On an historical comparison basis, equities are beginning to look less cheap, a development serving to weaken the 'relative' valuation argument. As this bull market matures, this will ultimately trigger a move away from equities. With this in mind, we are growing cautious, recognising investors are likely to become ever more sensitive to results that fail to meet expectations.
In the medium term, we remain moderately bullish with regard to the direction of the market, a positioning that is influenced by 'relative' valuations.
Private equity deals contribute to the current trend towards 'de-equitisation', whereby public equity is being retired through leveraged buyouts along with corporate share buybacks. With a relatively constrained supply of new issues coming to the market, combined with positive fund flows into equity funds, there is more money chasing less stock.
Notwithstanding these positives, equity investing is likely to become more challenging, as we believe global economic growth is slowing. This stance is predicated on our view that the liquidity environment will become tighter as a consequence of higher interest rates and weaker growth in the world monetary base. Although broad liquidity has remained plentiful, with aggressive lending by commercial banks despite rate hikes in the UK, Europe, China, we do not envisage this scenario lasting indefinitely.
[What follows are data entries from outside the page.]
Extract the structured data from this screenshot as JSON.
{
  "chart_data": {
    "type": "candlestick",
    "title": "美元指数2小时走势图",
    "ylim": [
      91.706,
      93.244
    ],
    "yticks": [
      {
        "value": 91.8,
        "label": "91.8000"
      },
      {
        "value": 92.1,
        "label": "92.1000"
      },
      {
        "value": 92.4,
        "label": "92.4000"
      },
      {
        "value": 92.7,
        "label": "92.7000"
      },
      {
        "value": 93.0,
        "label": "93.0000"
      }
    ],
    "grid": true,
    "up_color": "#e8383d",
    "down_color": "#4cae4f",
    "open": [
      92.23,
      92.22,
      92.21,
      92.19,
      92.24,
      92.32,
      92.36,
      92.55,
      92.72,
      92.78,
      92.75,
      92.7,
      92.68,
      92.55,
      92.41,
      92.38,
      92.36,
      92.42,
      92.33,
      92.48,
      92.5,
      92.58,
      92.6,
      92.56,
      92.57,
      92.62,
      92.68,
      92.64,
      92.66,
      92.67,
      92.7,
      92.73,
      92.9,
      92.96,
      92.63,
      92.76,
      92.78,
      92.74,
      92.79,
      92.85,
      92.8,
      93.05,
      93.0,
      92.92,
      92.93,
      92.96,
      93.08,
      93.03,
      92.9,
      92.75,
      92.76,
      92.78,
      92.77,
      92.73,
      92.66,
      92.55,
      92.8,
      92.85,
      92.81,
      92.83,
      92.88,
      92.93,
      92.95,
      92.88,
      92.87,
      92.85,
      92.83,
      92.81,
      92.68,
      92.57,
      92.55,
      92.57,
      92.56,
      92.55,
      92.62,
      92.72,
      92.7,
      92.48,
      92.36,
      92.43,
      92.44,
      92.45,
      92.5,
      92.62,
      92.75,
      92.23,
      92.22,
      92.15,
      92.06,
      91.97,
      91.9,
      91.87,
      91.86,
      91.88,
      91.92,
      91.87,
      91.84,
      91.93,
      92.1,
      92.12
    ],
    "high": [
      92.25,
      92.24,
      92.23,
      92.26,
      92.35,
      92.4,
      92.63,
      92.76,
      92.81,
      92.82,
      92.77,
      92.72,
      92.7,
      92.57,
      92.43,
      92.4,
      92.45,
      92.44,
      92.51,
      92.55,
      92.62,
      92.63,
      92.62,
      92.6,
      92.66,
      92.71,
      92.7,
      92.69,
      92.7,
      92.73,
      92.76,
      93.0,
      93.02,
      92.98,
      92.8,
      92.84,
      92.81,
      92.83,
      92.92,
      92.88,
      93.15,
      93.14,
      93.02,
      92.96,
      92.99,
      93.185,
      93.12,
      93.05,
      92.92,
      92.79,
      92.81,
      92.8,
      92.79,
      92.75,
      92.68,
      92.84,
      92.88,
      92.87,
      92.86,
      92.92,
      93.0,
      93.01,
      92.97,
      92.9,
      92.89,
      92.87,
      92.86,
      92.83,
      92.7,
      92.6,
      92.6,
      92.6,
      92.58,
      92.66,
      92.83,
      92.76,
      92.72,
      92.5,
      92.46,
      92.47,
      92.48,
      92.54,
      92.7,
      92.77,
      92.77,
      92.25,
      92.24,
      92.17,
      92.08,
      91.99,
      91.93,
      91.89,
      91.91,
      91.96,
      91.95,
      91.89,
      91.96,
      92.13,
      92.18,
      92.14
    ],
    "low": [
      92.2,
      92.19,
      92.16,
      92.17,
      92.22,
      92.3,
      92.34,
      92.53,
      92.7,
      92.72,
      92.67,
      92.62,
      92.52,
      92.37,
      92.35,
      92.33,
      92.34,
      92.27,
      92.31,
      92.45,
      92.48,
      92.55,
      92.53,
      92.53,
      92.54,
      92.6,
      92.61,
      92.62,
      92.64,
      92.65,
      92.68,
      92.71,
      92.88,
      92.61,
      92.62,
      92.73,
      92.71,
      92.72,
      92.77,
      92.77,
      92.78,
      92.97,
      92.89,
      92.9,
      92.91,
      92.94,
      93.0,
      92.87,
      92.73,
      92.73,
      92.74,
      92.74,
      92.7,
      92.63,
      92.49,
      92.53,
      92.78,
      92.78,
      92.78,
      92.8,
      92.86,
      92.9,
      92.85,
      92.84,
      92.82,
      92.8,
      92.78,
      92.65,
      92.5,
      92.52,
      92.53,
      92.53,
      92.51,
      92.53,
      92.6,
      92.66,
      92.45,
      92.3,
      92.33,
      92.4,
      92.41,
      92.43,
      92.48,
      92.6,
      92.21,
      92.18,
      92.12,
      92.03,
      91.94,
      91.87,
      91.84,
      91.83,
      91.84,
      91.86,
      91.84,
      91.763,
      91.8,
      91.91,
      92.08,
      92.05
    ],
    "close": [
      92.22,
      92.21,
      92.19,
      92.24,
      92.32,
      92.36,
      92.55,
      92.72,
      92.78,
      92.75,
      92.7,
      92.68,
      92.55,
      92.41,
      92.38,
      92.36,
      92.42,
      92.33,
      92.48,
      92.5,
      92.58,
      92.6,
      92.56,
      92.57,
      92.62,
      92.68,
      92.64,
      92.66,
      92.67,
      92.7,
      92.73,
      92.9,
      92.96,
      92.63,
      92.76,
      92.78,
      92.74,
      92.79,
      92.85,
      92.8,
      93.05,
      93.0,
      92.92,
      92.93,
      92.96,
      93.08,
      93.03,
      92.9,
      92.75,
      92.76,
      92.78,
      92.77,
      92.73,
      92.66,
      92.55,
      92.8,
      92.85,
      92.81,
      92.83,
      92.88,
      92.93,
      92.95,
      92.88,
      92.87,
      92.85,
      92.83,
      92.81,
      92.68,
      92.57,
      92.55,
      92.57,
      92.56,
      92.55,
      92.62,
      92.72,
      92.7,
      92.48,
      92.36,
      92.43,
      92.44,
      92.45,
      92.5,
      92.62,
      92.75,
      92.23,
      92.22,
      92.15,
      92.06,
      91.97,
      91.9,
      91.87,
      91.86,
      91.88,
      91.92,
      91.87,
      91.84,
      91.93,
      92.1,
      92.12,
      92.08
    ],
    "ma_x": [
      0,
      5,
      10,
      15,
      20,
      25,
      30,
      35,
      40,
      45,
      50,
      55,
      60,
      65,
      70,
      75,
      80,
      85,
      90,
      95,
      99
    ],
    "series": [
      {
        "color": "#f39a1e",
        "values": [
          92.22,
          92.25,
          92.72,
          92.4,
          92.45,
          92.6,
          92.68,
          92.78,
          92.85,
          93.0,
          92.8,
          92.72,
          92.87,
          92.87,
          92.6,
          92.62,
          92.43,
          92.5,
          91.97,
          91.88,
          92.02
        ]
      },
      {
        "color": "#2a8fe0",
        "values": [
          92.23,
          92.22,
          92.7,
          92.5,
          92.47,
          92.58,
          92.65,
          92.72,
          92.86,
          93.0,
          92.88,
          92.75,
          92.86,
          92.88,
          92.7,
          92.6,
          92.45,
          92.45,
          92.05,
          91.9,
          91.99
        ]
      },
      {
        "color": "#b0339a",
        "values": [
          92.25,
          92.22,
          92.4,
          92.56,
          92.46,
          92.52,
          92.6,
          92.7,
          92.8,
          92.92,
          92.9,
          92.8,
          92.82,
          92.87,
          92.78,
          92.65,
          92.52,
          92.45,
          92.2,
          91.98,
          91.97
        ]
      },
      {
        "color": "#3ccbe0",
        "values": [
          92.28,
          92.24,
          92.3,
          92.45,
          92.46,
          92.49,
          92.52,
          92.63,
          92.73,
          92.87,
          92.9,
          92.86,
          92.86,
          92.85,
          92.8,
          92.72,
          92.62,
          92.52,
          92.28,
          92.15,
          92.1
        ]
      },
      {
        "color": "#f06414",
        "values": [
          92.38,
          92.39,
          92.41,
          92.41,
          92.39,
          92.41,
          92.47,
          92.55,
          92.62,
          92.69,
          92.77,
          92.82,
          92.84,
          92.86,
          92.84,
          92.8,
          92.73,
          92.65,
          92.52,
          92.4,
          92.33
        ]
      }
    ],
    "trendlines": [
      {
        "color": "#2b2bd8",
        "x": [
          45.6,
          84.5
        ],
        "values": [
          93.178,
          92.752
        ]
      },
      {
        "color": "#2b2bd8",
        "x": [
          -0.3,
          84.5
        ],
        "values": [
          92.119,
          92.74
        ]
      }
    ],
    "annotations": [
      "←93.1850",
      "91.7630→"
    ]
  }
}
US macroeconomic data releases remain a key influence on investor sentiment globally, with recent news flow moderately positive. However, a number of concerns predominate, including the threat of geopolitical conflict, and market uncertainty about the future path of inflation and interest rates, in addition to sub-prime mortgage problems and the weak housing sector. Amid slowing growth, even if US led, investors may come to consider US assets a relative safe haven. Increasingly, however, we believe that Europe may be a more prominent beneficiary of any reallocation away from higher risk assets.
We believe the Japanese equity market offers some compelling opportunities. However, we acknowledge domestic and international sentiment towards this market remains weak and may weaken further.